What Are The New SEC Rules?
Now that we’ve covered what OTC Pink stocks are, let’s discuss how these new regulations from the SEC will impact that market.
On September 16, 2020, the SEC amended its Exchange Act Rule 15c2-11 with the new changes now taking effect this September.
The SEC says this amendment “enhances disclosure and investor protection in the OTC market by ensuring that broker-dealers, in their role as professional gatekeepers to this market, do not publish quotations for an issuer’s security when current issuer information is not publicly available, subject to certain exceptions.”
Ultimately that means everyday retail traders would no longer be able to buy these non-reporting OTC Pink stocks.
“This is a good thing. This is how you clean up markets.” Sykes says. “It will force a lot of non-reporting companies that have gotten away with it in the past, they’re gonna start reporting because they don’t want to get their stock de-listed so it makes them better.

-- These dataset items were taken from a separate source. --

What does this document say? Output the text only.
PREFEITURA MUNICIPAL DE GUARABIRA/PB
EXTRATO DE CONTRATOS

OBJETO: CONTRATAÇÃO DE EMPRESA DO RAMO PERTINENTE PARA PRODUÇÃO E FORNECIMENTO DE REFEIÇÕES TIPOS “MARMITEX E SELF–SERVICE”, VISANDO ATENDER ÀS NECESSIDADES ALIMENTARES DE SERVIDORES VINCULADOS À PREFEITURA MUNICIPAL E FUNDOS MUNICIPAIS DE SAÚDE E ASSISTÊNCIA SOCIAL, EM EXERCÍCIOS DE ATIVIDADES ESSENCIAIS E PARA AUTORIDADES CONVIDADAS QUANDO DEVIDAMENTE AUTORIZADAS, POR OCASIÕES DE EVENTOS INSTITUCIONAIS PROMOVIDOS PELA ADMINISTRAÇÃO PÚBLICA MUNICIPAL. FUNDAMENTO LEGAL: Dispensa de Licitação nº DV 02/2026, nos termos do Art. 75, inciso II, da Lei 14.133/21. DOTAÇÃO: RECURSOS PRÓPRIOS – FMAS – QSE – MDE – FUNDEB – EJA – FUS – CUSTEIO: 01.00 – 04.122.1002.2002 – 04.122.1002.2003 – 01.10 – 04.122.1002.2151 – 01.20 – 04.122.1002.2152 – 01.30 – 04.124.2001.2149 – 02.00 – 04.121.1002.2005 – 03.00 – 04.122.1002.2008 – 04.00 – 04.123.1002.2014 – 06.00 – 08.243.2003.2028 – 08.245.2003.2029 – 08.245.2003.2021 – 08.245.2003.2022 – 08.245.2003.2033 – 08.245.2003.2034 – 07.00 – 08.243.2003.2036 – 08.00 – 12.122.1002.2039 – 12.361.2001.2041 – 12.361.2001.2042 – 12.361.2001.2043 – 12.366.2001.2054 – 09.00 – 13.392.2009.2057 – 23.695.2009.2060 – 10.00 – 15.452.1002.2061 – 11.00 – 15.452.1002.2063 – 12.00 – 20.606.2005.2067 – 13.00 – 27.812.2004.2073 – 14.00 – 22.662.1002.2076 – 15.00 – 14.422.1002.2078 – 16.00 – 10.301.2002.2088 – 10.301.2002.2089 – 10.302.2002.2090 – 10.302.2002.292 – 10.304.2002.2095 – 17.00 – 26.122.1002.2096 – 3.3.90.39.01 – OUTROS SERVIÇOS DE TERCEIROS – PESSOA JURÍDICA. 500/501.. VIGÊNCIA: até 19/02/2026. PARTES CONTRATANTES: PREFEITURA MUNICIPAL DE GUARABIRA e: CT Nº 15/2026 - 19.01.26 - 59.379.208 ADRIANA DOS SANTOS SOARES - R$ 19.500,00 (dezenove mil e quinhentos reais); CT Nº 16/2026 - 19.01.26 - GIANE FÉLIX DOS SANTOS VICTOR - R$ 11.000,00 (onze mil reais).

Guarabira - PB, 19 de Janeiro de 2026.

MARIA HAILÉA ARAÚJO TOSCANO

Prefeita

It’s like ‘a rising tide lifts all boats.’”
The new regulations would push securities that currently trade on the Pink Market and do not disclose financial information onto the Gray Market instead.
Investopedia defines the Gray Market as “unofficial, over-the-counter (OTC) transactions in a security”.
Securities traded on this market “have been suspended from official trading” or “have not yet begun official trading on an exchange.”
But the SEC is also considering a proposal to establish an “Expert Market” for the unregulated OTC Pink stocks that will be impacted by its new rule.
That “Expert Market” would “grant exemptive relief, subject to certain conditions, to permit broker-dealers to publish or submit proprietary quotations for securities, on a continuous basis, in a market where the distribution of such quotations is restricted to sophisticated or professional investors, without complying with the information review and recordkeeping requirements of Amended Rule 15c2-11(a)(1)(i) and (d)(1)(i)(A), respectively.”
Basically, the establishment of an expert market would allow sophisticated high-risk investors to still buy risky OTC Pink stocks while protecting retail traders from exposure to those extremely high-risk buys.
Wouldn’t This Create Less Trading Opportunity?
The biggest concern among traders following E*TRADE’s announcement was that this new rule will create fewer trading opportunities.
But Sykes says that’s nothing to be worried about and there will still be plenty of opportunities in the OTC market.
“There have been so many rules that have come and gone. You just adapt. Don’t worry about what you can’t control,” he states.
The key to help overcome this change, he says, is studying.
“I just take it one trade at a time,” he says. “I don’t worry about bull markets, I don’t worry about bear markets, I don’t worry about crashes. I just am so prepared because I’ve been around for over 20 years. Anybody worrying about rules like this — it’s because you haven’t studied enough.”
Sykes compared the panic about this rule change to the misunderstanding of the pattern day trader rule and how that impacts traders.
“If you’re ever worried about the future, guess what, the answer is hidden in the past,” he says. “The more you study the past, the less concerned about the future you’ll be and you’ll simply react instead of trying to predict.”
Sykes says all the government is trying to do is protect traders from exposing themselves to unnecessary risk.
“Over 90% of traders lose. The government is trying to save the dumb, ignorant, irresponsible newbies from themselves. This is another new rule trying to keep people from investing in the worst of the worst companies. More plays, less plays, I just take it one day at a time. Again, stop worrying and go study.”